Happy memories and Toy Story

“Many of today's millennials  (including my children) grew up watching these stories during the middle of their childhood,” said Fonseca. “They grew up with the character of Andy -- they could relate to boxing up the toys in Toy Story 3, crying along with the scene,” said Fonseca.

With the release of Toy Story 4, we can revisit the nostalgic memories of our childhood.

“In addition to the emotional ties between memory and emotions, recent research in the field of positive psychology says nostalgia positively impacts the brain -- creating feelings of optimism and hope, and even block[ing] negative emotions,” said Fonseca.

Nostalgia affects our decision-making

In these trying times, we could use more optimism and hope. Nostalgia impacts our decision-making, often compelling us to recreate that feeling of "simpler" times.

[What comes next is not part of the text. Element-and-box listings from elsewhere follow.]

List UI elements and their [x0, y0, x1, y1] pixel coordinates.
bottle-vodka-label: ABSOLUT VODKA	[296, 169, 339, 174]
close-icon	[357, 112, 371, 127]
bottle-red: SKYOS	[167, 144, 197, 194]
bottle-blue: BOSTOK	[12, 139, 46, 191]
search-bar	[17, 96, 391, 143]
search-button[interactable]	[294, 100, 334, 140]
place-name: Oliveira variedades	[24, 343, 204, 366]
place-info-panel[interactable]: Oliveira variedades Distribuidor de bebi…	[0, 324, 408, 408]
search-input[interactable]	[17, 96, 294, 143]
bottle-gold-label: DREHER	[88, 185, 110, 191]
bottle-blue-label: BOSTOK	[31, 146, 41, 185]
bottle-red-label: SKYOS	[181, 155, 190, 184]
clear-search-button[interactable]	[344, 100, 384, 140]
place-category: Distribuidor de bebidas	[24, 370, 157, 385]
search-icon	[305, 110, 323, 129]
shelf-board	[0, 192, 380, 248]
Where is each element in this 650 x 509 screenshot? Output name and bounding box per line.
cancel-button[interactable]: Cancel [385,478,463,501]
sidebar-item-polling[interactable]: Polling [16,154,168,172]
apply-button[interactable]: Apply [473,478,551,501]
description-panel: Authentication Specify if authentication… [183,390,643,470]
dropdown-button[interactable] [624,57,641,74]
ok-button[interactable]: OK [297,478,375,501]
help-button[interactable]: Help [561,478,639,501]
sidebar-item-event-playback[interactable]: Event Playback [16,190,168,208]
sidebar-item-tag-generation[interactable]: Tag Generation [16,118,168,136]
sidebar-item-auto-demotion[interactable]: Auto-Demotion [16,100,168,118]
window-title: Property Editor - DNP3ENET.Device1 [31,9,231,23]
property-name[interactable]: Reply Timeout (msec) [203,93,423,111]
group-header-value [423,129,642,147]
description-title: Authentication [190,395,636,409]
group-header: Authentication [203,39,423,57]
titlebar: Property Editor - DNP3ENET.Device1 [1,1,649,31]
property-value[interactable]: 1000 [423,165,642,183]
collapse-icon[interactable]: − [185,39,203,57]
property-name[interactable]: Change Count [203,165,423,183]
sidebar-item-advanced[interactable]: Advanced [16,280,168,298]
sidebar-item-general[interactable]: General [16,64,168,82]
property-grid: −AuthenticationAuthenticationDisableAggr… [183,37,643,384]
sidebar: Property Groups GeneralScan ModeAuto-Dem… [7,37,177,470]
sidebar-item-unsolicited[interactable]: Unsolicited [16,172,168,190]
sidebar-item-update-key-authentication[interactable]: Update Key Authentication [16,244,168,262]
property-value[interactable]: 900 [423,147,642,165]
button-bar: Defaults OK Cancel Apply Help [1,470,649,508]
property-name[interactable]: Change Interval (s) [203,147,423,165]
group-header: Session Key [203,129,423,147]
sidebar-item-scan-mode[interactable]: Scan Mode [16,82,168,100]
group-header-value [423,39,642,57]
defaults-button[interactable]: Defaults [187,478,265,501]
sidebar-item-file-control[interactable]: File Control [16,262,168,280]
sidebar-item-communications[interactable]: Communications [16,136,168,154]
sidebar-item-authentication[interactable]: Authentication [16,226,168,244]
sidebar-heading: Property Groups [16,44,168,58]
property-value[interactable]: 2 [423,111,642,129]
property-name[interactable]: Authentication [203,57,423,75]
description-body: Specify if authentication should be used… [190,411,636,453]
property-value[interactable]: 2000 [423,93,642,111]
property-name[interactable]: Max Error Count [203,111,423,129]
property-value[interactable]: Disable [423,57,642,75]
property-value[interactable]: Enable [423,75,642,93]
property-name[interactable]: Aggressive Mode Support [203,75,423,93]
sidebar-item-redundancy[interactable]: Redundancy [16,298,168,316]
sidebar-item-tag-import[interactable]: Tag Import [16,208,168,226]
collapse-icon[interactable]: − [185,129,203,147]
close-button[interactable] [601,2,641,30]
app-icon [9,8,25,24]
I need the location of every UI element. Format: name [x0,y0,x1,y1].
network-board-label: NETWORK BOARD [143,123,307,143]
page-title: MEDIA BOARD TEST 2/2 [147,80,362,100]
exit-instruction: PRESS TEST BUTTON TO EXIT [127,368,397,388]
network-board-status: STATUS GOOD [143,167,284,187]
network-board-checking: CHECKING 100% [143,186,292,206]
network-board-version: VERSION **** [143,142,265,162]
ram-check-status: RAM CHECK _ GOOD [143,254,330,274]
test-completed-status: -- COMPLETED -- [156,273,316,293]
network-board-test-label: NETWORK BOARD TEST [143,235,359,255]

And why would a media powerhouse like Pixar risk everything to push us another Toy Story movie after such a brilliant end to the franchise in Toy Story 3? Because Pixar is brilliant.

“They understand that millennials, one of their main consumers, need an uplift right now -- need hope. And this franchise, with its stories of unconditional love and loyalty and beginnings, will pull up all of those feelings AND allow parents to re-introduce the series to their children. It'll activate both the memory and the emotional sides of the brain -- something Pixar fully understands,” said Fonseca.

This is exactly what the Star Wars franchise did... twice. And it has worked both times!

Childhood memories often have a magical quality to them

“They are imbued with a more vivid and emotion-connected element that causes us to also remember other aspects of childhood -- like loving family relationships and feeling cared for, nurtured, unaware of the complications of the adult world,” said Dr. Gail Saltz, an Associate Professor of Psychiatry at the NY Presbyterian Hospital Weill-Cornell School of Medicine.

Specific memories of childhood traditions -- like yearly holidays or movie franchises that were viewed with family or friends -- come to represent childhood itself. “That time period may become somewhat idealized, such that recalling it feels especially nice,” said Dr. Saltz.

The children who viewed the original Toy Story franchise have grown up and are now facing complex, anxiety-inducing issues. The release of Toy Story 4 will give us an opportunity to reconnect with our childhood memories, and re-experience the simple joys and wholesome messages of the franchise.

By staying connected to the optimism and hope of our youth, while maintaining our mature, adult perspectives, we can apply the energy of youth to the wisdom of age.